3.2.4.1: let is =1 and the ratio of the average power,

3.2.4.2 time set T _f The is-th data of (1), let as t _is ，t _is ＝T ₁ +(is-1)×t _f ；

3.2.4.3: calculating the time t _is K-th dimension data of (2)

3.2.4.4: will be provided with

Saved in the fitted matrix

K lines of (1) is th data;

3.2.4.5: let is = is +1:

if IS less than or equal to IS, the k-dimension data IS not fit for calculation, then 3.2.4.2 IS carried out,

if IS > IS, fitting and calculating the kth dimension data, and turning to 3.2.4.6;

3.2.4.6: let k = k +1:

if k is less than or equal to 5, rotating to 3.2.3;

if k is>5, fitting and calculating all dimension data to generate a fitting matrix

Comprises the following steps:

based on time data T _f Data fitted with other 5 dimensions

Obtaining a resampling Data-sample under the sampling rate f:

Data-sample＝{(dst _is ,dslong _is ,dslat _is ,dsalt _is ,dsv _is ,dsvθ _is )|t _is ∈T _f ,is＝1,…,IS} (12)

time dst _is ＝T _f,is (T _f,is Represents T _f Is data);

dslong _is ,dslat _is ,dsalt _is ,dsv _is ,dsvθ _is the result of fitting for each dimension of data, i.e.

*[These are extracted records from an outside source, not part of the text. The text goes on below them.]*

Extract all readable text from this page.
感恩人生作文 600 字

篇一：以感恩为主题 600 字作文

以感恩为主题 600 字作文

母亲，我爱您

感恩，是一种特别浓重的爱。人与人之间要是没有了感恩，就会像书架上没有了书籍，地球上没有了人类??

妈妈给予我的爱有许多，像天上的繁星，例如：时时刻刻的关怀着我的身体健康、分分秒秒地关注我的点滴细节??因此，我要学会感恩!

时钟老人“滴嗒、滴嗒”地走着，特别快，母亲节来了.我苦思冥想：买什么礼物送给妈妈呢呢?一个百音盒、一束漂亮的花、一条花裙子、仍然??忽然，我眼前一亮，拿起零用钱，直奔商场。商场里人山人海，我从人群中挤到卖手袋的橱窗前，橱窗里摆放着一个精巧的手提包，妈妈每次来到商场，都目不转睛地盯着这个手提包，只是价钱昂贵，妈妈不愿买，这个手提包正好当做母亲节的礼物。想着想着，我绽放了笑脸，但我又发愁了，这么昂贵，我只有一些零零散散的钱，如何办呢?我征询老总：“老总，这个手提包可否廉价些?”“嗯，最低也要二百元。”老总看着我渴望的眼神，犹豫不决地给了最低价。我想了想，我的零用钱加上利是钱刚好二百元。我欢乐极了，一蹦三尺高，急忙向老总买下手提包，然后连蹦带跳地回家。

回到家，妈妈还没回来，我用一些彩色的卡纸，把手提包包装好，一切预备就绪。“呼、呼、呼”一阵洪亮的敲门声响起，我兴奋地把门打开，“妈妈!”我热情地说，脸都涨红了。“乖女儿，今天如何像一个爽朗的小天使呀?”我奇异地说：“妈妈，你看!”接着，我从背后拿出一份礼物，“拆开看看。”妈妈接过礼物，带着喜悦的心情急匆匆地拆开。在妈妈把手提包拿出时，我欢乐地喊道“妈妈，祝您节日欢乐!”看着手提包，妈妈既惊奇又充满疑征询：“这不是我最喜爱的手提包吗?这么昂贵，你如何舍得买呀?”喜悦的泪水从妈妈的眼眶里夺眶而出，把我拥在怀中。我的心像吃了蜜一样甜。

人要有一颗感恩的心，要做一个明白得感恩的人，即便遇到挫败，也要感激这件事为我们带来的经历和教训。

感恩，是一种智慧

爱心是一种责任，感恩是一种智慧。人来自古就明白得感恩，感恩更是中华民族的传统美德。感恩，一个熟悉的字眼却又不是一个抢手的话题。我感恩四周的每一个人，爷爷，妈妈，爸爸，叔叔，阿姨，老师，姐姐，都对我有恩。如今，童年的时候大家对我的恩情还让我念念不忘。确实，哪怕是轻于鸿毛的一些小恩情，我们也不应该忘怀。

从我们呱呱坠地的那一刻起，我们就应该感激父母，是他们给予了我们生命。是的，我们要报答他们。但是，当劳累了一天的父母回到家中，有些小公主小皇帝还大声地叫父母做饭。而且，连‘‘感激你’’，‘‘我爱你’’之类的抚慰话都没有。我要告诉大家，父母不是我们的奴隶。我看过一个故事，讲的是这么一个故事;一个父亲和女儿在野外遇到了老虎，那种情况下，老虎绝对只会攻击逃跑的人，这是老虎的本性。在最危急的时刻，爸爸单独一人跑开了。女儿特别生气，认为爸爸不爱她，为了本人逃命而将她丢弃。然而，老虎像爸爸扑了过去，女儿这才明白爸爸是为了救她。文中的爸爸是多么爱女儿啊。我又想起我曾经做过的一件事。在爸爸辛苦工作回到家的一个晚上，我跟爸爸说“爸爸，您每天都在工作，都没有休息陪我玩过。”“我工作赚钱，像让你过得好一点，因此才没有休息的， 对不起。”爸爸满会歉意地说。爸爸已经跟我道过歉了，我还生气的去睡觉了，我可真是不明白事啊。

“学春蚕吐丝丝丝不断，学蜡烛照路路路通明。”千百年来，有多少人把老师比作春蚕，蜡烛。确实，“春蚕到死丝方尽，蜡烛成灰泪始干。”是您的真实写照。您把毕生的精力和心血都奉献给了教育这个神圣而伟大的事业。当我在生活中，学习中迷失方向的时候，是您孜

Fourthly, the velocity corrector carries out track Data velocity vector correction on the Data-sample based on the equal time interval to obtain a track reconstruction Data set D, and the method comprises the following steps:

the Data-sample is Data under equal time interval, the velocity vector is resampling of monitoring Data, in practice, the velocity vector can be calculated according to time, longitude, latitude and altitude, in order to not introduce calculation error, the existing method generally observes the velocity vector through the sensor, but the velocity vector acquired by the sensor has large volatility, can not be directly used for Data analysis, in order to ensure higher precision of the velocity vector, the invention uses the calculated space velocity vector to compare and correct with the velocity vector acquired by the sensor observation, and obtains better velocity vector Data, and the specific steps are as follows:

4.1: calculating the spatial velocity of each Data point according to the Data-sample to obtain a spatial velocity resampling Data set, wherein the method comprises the following steps:

4.1.1: let is =1;

4.1.2 Data-sample based on the is Data Point

(dst _is ,dslong _is ,dslat _is ,dsalt _is ,dsv _is ,dsvθ _is ) Calculating time, longitude, latitude and height values of the space to obtain space velocity

And direction of space velocity

The method comprises the following steps:

4.1.2.1 Haverine formula is used for calculating the data point of the is th item and the data point of the js th item (dst) according to the longitude and latitude _js ,dslong _js ,dslat _js ,dsalt _js ,dsv _js ,dsvθ _js ) (js = is + λ, λ is the step size, default is 1) the distance on the horizontal plane, the Haversin formula:

wherein: haversin (theta) = sin ² (theta/2) = (1-cos (theta))/2, R is the radius of the earth, and 6371km is taken;

calculating the distance d between the horizontal plane of the data point of the is item and the horizontal plane of the data point of the js item _is,js Comprises the following steps:

4.1.2.2 calculating the magnitude of the space velocity

And direction of space velocity

The method comprises the following steps:

a, b are parameters of the calculation process, and a is cos (lat) _is+1 )sin(long _is+1 -long _is )；

The parameter b is

4.1.3 will

Put into space velocity resample data set

4.1.4 order is = is +1; if IS less than or equal to IS, rotating to 4.1.2; if IS > IS, the calculation IS finished, and a speed resampling data set IS obtained:

4.2: correcting the velocity vector according to a set error rate (h) by:

correcting the speed vector collected in the Data-sample by taking the calculated space speed vector as a standard, if the collected speed vector is in an error rate range, keeping the collected speed vector, and if not, replacing the speed vector collected in the Data-sample by the calculated space speed vector.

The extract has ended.